Virgin by Robin Maxwell
(Arcade, $24.95, PG-13) ISBN 1-55970-563-9
*****
16th century England was a country looking towards the future, but mired in political instability and courtly intrigue. Henry VIII, once a virile, handsome king, dies a shadow of the man he once was, leaving his nine-year-old son, Edward, successor to the throne. But the boy is only nine, so his uncle, Edward Seymour, Duke of Somerset places himself in the exalted position of Lord Protector - much to the displeasure of his brother Thomas Seymour and a good many noblemen.

Thomas is equally as ambitious, dangerously reckless, and conspires to usurp power from his darling brother. To do so, he marries Catherine Parr, beloved Dowager Queen and Henry’s widow. Alas, his schemes to gain control do not yield the results he desires, only enflaming his lust for power - and it is then that he sets his sights on Princess Elizabeth.

After her mother’s execution, Elizabeth was labeled a bastard and abandoned by good King Henry. Upon her marriage to him, Catherine Parr softens Henry’s heart to welcome Elizabeth and his other child, Mary, back into the fold and succession to the throne. Upon Henry’s death, Elizabeth comes to reside in the Dowager Queen’s household, only to fall under the spell of her charismatic, handsome, and traitorous new stepfather.

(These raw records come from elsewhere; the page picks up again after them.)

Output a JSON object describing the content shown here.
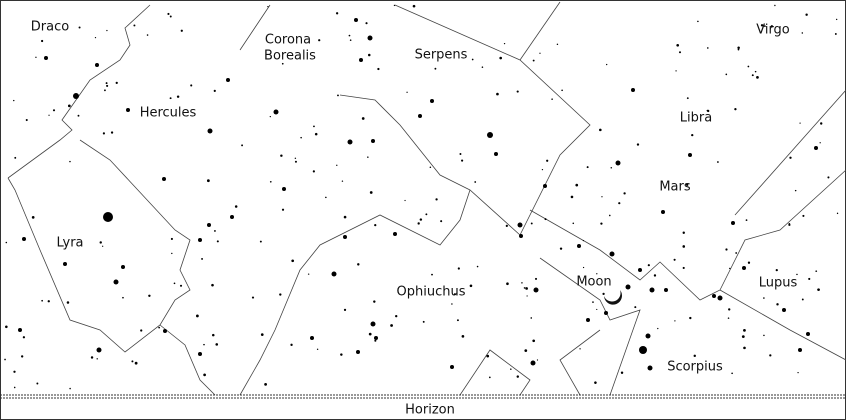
{
  "labels": {
    "constellations": [
      "Draco",
      "Serpens",
      "Virgo",
      "Hercules",
      "Libra",
      "Lyra",
      "Ophiuchus",
      "Lupus",
      "Scorpius"
    ],
    "corona_borealis": [
      "Corona",
      "Borealis"
    ],
    "planet": "Mars",
    "moon": "Moon",
    "horizon": "Horizon"
  }
}
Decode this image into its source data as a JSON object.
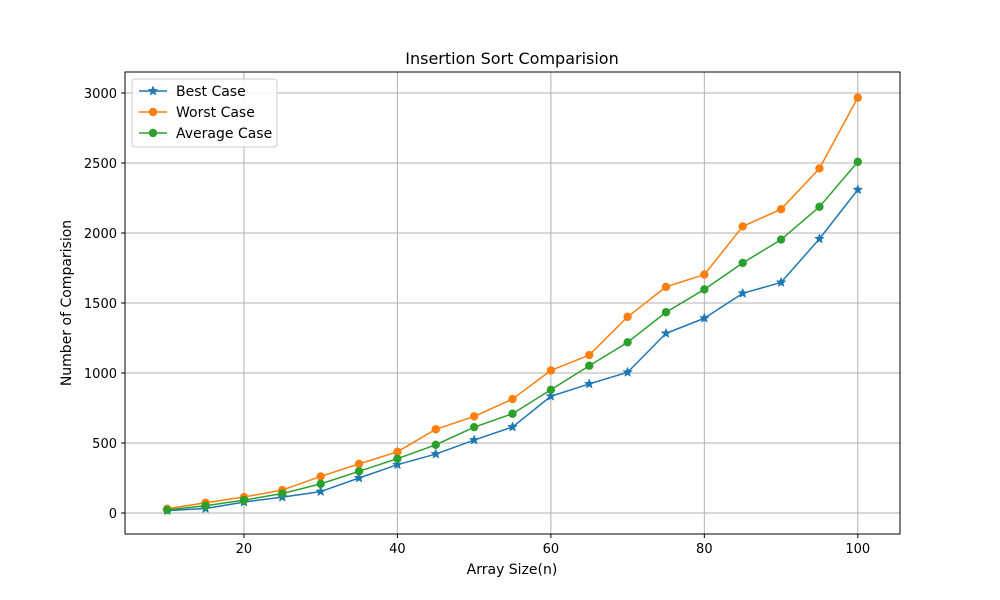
{
  "chart_data": {
    "type": "line",
    "title": "Insertion Sort Comparision",
    "xlabel": "Array Size(n)",
    "ylabel": "Number of Comparision",
    "xlim": [
      4.5,
      105.5
    ],
    "ylim": [
      -150,
      3150
    ],
    "xticks": [
      20,
      40,
      60,
      80,
      100
    ],
    "yticks": [
      0,
      500,
      1000,
      1500,
      2000,
      2500,
      3000
    ],
    "grid": true,
    "legend_position": "upper-left",
    "x": [
      10,
      15,
      20,
      25,
      30,
      35,
      40,
      45,
      50,
      55,
      60,
      65,
      70,
      75,
      80,
      85,
      90,
      95,
      100
    ],
    "series": [
      {
        "name": "Best Case",
        "color": "#1f77b4",
        "marker": "star",
        "values": [
          17,
          32,
          78,
          113,
          153,
          250,
          345,
          421,
          521,
          614,
          834,
          922,
          1005,
          1283,
          1391,
          1569,
          1647,
          1958,
          2309
        ]
      },
      {
        "name": "Worst Case",
        "color": "#ff7f0e",
        "marker": "circle",
        "values": [
          30,
          73,
          114,
          164,
          261,
          351,
          437,
          598,
          690,
          814,
          1018,
          1128,
          1401,
          1615,
          1703,
          2047,
          2170,
          2461,
          2967
        ]
      },
      {
        "name": "Average Case",
        "color": "#2ca02c",
        "marker": "circle",
        "values": [
          22,
          52,
          92,
          139,
          208,
          298,
          388,
          487,
          613,
          709,
          880,
          1052,
          1219,
          1434,
          1597,
          1786,
          1953,
          2187,
          2508
        ]
      }
    ]
  }
}
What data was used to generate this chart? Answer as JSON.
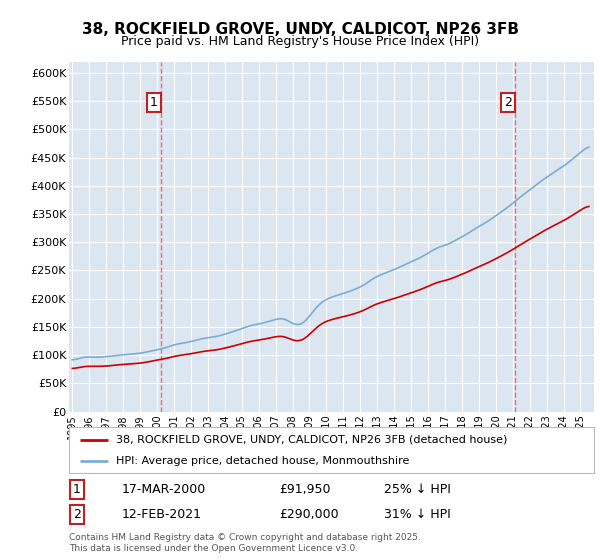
{
  "title": "38, ROCKFIELD GROVE, UNDY, CALDICOT, NP26 3FB",
  "subtitle": "Price paid vs. HM Land Registry's House Price Index (HPI)",
  "bg_color": "#dce6f1",
  "ylabel_ticks": [
    "£0",
    "£50K",
    "£100K",
    "£150K",
    "£200K",
    "£250K",
    "£300K",
    "£350K",
    "£400K",
    "£450K",
    "£500K",
    "£550K",
    "£600K"
  ],
  "ytick_vals": [
    0,
    50000,
    100000,
    150000,
    200000,
    250000,
    300000,
    350000,
    400000,
    450000,
    500000,
    550000,
    600000
  ],
  "ylim": [
    0,
    620000
  ],
  "xlim_start": 1994.8,
  "xlim_end": 2025.8,
  "marker1_x": 2000.21,
  "marker1_y": 91950,
  "marker1_label": "1",
  "marker1_date": "17-MAR-2000",
  "marker1_price": "£91,950",
  "marker1_hpi": "25% ↓ HPI",
  "marker2_x": 2021.12,
  "marker2_y": 290000,
  "marker2_label": "2",
  "marker2_date": "12-FEB-2021",
  "marker2_price": "£290,000",
  "marker2_hpi": "31% ↓ HPI",
  "legend_entry1": "38, ROCKFIELD GROVE, UNDY, CALDICOT, NP26 3FB (detached house)",
  "legend_entry2": "HPI: Average price, detached house, Monmouthshire",
  "footnote": "Contains HM Land Registry data © Crown copyright and database right 2025.\nThis data is licensed under the Open Government Licence v3.0.",
  "red_color": "#cc0000",
  "blue_color": "#7aadd4",
  "vline_color": "#ff6666"
}
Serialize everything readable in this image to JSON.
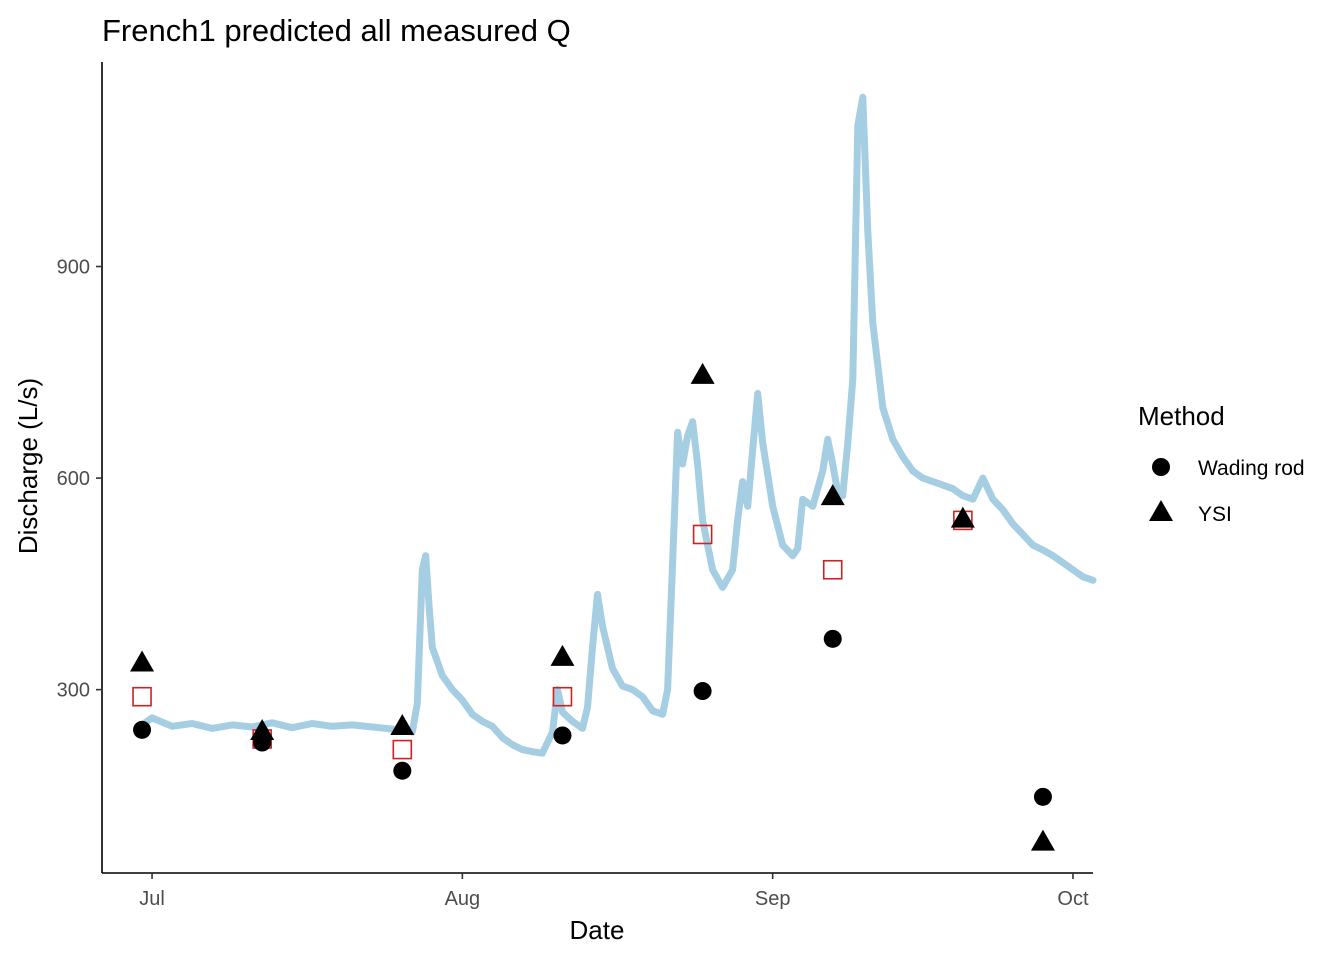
{
  "chart_data": {
    "type": "line",
    "title": "French1 predicted all measured Q",
    "xlabel": "Date",
    "ylabel": "Discharge (L/s)",
    "x_ticks": [
      {
        "label": "Jul",
        "date": "2000-07-01"
      },
      {
        "label": "Aug",
        "date": "2000-08-01"
      },
      {
        "label": "Sep",
        "date": "2000-09-01"
      },
      {
        "label": "Oct",
        "date": "2000-10-01"
      }
    ],
    "y_ticks": [
      300,
      600,
      900
    ],
    "xlim": [
      "2000-06-26",
      "2000-10-03"
    ],
    "ylim": [
      40,
      1190
    ],
    "grid": false,
    "legend_position": "right",
    "legend_title": "Method",
    "colors": {
      "predicted_line": "#a6cee3",
      "predicted_point": "#cc2222",
      "measured": "#000000",
      "axis": "#000000",
      "tick_text": "#4d4d4d"
    },
    "series": [
      {
        "name": "",
        "kind": "line",
        "values": [
          [
            "2000-06-30",
            250
          ],
          [
            "2000-07-01",
            260
          ],
          [
            "2000-07-03",
            248
          ],
          [
            "2000-07-05",
            252
          ],
          [
            "2000-07-07",
            245
          ],
          [
            "2000-07-09",
            250
          ],
          [
            "2000-07-11",
            247
          ],
          [
            "2000-07-13",
            253
          ],
          [
            "2000-07-15",
            246
          ],
          [
            "2000-07-17",
            252
          ],
          [
            "2000-07-19",
            248
          ],
          [
            "2000-07-21",
            250
          ],
          [
            "2000-07-23",
            247
          ],
          [
            "2000-07-25",
            244
          ],
          [
            "2000-07-27",
            240
          ],
          [
            "2000-07-27T12",
            280
          ],
          [
            "2000-07-28",
            470
          ],
          [
            "2000-07-28T08",
            490
          ],
          [
            "2000-07-28T16",
            420
          ],
          [
            "2000-07-29",
            360
          ],
          [
            "2000-07-30",
            320
          ],
          [
            "2000-07-31",
            300
          ],
          [
            "2000-08-01",
            285
          ],
          [
            "2000-08-02",
            265
          ],
          [
            "2000-08-03",
            255
          ],
          [
            "2000-08-04",
            248
          ],
          [
            "2000-08-05",
            232
          ],
          [
            "2000-08-06",
            222
          ],
          [
            "2000-08-07",
            215
          ],
          [
            "2000-08-08",
            212
          ],
          [
            "2000-08-09",
            210
          ],
          [
            "2000-08-10",
            240
          ],
          [
            "2000-08-10T12",
            300
          ],
          [
            "2000-08-11",
            268
          ],
          [
            "2000-08-12",
            255
          ],
          [
            "2000-08-13",
            245
          ],
          [
            "2000-08-13T12",
            275
          ],
          [
            "2000-08-14",
            360
          ],
          [
            "2000-08-14T12",
            435
          ],
          [
            "2000-08-15",
            390
          ],
          [
            "2000-08-16",
            330
          ],
          [
            "2000-08-17",
            305
          ],
          [
            "2000-08-18",
            300
          ],
          [
            "2000-08-19",
            290
          ],
          [
            "2000-08-20",
            270
          ],
          [
            "2000-08-21",
            265
          ],
          [
            "2000-08-21T12",
            300
          ],
          [
            "2000-08-22",
            480
          ],
          [
            "2000-08-22T12",
            665
          ],
          [
            "2000-08-23",
            620
          ],
          [
            "2000-08-23T12",
            660
          ],
          [
            "2000-08-24",
            680
          ],
          [
            "2000-08-24T12",
            620
          ],
          [
            "2000-08-25",
            540
          ],
          [
            "2000-08-26",
            470
          ],
          [
            "2000-08-27",
            445
          ],
          [
            "2000-08-28",
            470
          ],
          [
            "2000-08-28T12",
            540
          ],
          [
            "2000-08-29",
            595
          ],
          [
            "2000-08-29T12",
            560
          ],
          [
            "2000-08-30",
            640
          ],
          [
            "2000-08-30T12",
            720
          ],
          [
            "2000-08-31",
            650
          ],
          [
            "2000-09-01",
            560
          ],
          [
            "2000-09-02",
            505
          ],
          [
            "2000-09-03",
            490
          ],
          [
            "2000-09-03T12",
            500
          ],
          [
            "2000-09-04",
            570
          ],
          [
            "2000-09-05",
            560
          ],
          [
            "2000-09-06",
            610
          ],
          [
            "2000-09-06T12",
            655
          ],
          [
            "2000-09-07",
            620
          ],
          [
            "2000-09-07T12",
            580
          ],
          [
            "2000-09-08",
            575
          ],
          [
            "2000-09-08T12",
            650
          ],
          [
            "2000-09-09",
            740
          ],
          [
            "2000-09-09T12",
            1100
          ],
          [
            "2000-09-10",
            1140
          ],
          [
            "2000-09-10T12",
            950
          ],
          [
            "2000-09-11",
            820
          ],
          [
            "2000-09-12",
            700
          ],
          [
            "2000-09-13",
            655
          ],
          [
            "2000-09-14",
            630
          ],
          [
            "2000-09-15",
            610
          ],
          [
            "2000-09-16",
            600
          ],
          [
            "2000-09-17",
            595
          ],
          [
            "2000-09-18",
            590
          ],
          [
            "2000-09-19",
            585
          ],
          [
            "2000-09-20",
            575
          ],
          [
            "2000-09-21",
            570
          ],
          [
            "2000-09-22",
            600
          ],
          [
            "2000-09-23",
            570
          ],
          [
            "2000-09-24",
            555
          ],
          [
            "2000-09-25",
            535
          ],
          [
            "2000-09-26",
            520
          ],
          [
            "2000-09-27",
            505
          ],
          [
            "2000-09-28",
            498
          ],
          [
            "2000-09-29",
            490
          ],
          [
            "2000-09-30",
            480
          ],
          [
            "2000-10-01",
            470
          ],
          [
            "2000-10-02",
            460
          ],
          [
            "2000-10-03",
            455
          ]
        ]
      },
      {
        "name": "",
        "kind": "predicted_points",
        "values": [
          [
            "2000-06-30",
            290
          ],
          [
            "2000-07-12",
            230
          ],
          [
            "2000-07-26",
            215
          ],
          [
            "2000-08-11",
            290
          ],
          [
            "2000-08-25",
            520
          ],
          [
            "2000-09-07",
            470
          ],
          [
            "2000-09-20",
            540
          ]
        ]
      },
      {
        "name": "Wading rod",
        "kind": "measured",
        "values": [
          [
            "2000-06-30",
            243
          ],
          [
            "2000-07-12",
            225
          ],
          [
            "2000-07-26",
            185
          ],
          [
            "2000-08-11",
            235
          ],
          [
            "2000-08-25",
            298
          ],
          [
            "2000-09-07",
            372
          ],
          [
            "2000-09-28",
            148
          ]
        ]
      },
      {
        "name": "YSI",
        "kind": "measured",
        "values": [
          [
            "2000-06-30",
            337
          ],
          [
            "2000-07-12",
            240
          ],
          [
            "2000-07-26",
            247
          ],
          [
            "2000-08-11",
            345
          ],
          [
            "2000-08-25",
            745
          ],
          [
            "2000-09-07",
            573
          ],
          [
            "2000-09-20",
            541
          ],
          [
            "2000-09-28",
            83
          ]
        ]
      }
    ]
  }
}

I found many facets of Maxwell’s stunning historical novel fascinating. First, the author tackles a little explored chapter in British history. Much has been written about Edward’s brief reign and the conflict surrounding it. However Elizabeth’s life during this period and Thomas Seymour’s plots have mainly gone unexplored. Maxwell looks to rectify the situation, and creates a novel engrossing to the point of obsession.

Elizabeth is a young girl of 14 when Catherine Parr marries Seymour, and while mature for her age, Maxwell speculates she wasn’t above puberty and hormones. I admit, I took some comfort to think that one of the most powerful women in all of history wasn’t above a schoolgirl crush.

Reading about Thomas Seymour’s plots to gain control of the British crown are a little like watching a train wreck. The reader knows how all of this is going to turn out in the end, but as Seymour becomes more obsessive and reckless, I found his villainy a key part in making this book so hard to put down.

Romance readers hungry for meaty historical flavor will rejoice upon reading the pages of the author’s third book on the Tudors. It’s all here -- from Thomas’ plans to seduce the young princess, to Edward’s tumultuous reign, to Catherine Parr’s state of mind once she realizes what kind of man she has married.

Despite my enthusiastic five-heart rating, Virgin isn’t for everybody. Some readers my find Seymour’s plans for a 14 year old Elizabeth unseemly. However, the fact remains that as a child of royal blood, Elizabeth was subject to treachery. Even given Edward’s tender age of nine and Elizabeth’s budding womanhood, grown men stopped at nothing to gain control.

Maxwell admirably merges fact and fiction into an exciting story of love, betrayal, and greed. Elizabeth has fascinated me for years, and this story only cemented that. The author’s exploration of a long neglected morsel of British history will bring historical fiction enthusiasts much pleasure and some newcomers into the fold.